The Internet Archive also hosts a (less well curated) collection that extends into the mid-20th century.
Many private collectors have digitized their collections as well, which can be found with a bit of googling.
Of course, many of the most popular recordings from this era are still under copyright, and therefore less likely to be online or in a legal gray area if the are. But this should get you started.
You should read Alex Ross’ The Rest Is Noise, a history of classical music over the twencen, as a paired reading. I mean, it’s a great book in its own right, but I can’t help but think it’d be even more interesting in this context.
I remember reading Nik Cohn’s “Rock from the Beginning” in 1969 (I was 12 or so) and feeling so liberated that someone else thought the Beatles killed rock and roll too.
I know what you mean about Paul Whiteman.
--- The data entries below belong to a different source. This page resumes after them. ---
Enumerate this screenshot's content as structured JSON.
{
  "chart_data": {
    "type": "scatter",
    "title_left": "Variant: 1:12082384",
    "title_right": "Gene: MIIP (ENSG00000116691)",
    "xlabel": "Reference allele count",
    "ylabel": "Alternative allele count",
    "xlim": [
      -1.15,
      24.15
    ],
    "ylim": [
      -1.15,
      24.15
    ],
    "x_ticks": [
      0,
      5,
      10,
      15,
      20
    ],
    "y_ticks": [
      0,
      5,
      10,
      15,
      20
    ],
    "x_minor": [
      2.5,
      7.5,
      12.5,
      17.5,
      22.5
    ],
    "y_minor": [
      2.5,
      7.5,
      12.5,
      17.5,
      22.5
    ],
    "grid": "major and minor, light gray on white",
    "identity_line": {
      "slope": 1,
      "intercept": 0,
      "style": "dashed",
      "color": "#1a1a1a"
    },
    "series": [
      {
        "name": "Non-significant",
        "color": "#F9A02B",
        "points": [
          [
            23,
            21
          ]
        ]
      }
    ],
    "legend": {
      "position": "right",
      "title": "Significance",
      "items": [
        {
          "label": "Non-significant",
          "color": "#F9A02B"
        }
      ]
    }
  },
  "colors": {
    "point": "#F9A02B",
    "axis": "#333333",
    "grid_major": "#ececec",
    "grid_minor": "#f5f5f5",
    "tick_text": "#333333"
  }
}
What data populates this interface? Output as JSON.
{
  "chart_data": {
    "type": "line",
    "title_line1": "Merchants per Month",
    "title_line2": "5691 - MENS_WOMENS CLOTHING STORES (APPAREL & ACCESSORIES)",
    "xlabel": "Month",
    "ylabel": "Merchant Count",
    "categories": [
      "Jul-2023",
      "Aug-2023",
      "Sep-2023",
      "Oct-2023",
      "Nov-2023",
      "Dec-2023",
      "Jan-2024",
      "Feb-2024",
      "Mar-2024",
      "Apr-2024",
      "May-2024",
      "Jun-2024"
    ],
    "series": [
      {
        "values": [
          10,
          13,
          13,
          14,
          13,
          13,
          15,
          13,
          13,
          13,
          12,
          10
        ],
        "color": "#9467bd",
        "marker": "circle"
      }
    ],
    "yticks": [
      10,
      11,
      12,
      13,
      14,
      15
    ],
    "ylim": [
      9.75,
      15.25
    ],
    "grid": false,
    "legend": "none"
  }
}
But once you listen to him you can get it. For a lot of people who would never have thought of listening to King Oliver, Whiteman’s band must have been an extraordinary revelation.
it would be hard to argue that the Beatles’ music crossed racial lines as much as Whiteman’s did.
As opposed to say, the Rolling Stones’? Or Motown e.g. the Jackson Five, who were heavily influenced by the British Invasion?
Irony alert. Jazz, Blues, and Rhythm and Blues (the origins of Rock’n’Roll) are heavily orientated in Texas-through-Mississippi Delta African-American music. So the circle completes itself.
This is the dawning of the Age of Aquarius. Or so they say.
So you are saying this book is as good as yours? 😉
One way to hear music from the early part of the 20th century is to watch old films of that era on TCM. Instead of a “long” performance being split between two 3 minute sides of a 78, you get an entire live performance complete with charted and improvised solos. There are many instances where it seems that a nightclub scene in the movie exists only to feature a popular artist or band. This is especially true for black bands that regularly appeared in otherwise all-white movies, but also applies somewhat to an all-black film like “Cabin in the Sky” (which might contain the first “moonwalk” on film).
IMHO, the Beatles and Stones followed Elvis across the color line in music.
My view of Motown and racial lines changed when I first spent some time in the south. I recall one station that did a “100 greatest hits of the 60s” countdown and didn’t have a single recording by a black group. Today, however, a song like Psychedelic Shack gets lots of play on oldies stations everywhere.
I agree with Mike’s recommendation of Alex Ross’s book. And I’m going to read this book now.
Great Review! As a corollary, I presume that the Rolling Stones destroyed the Blues?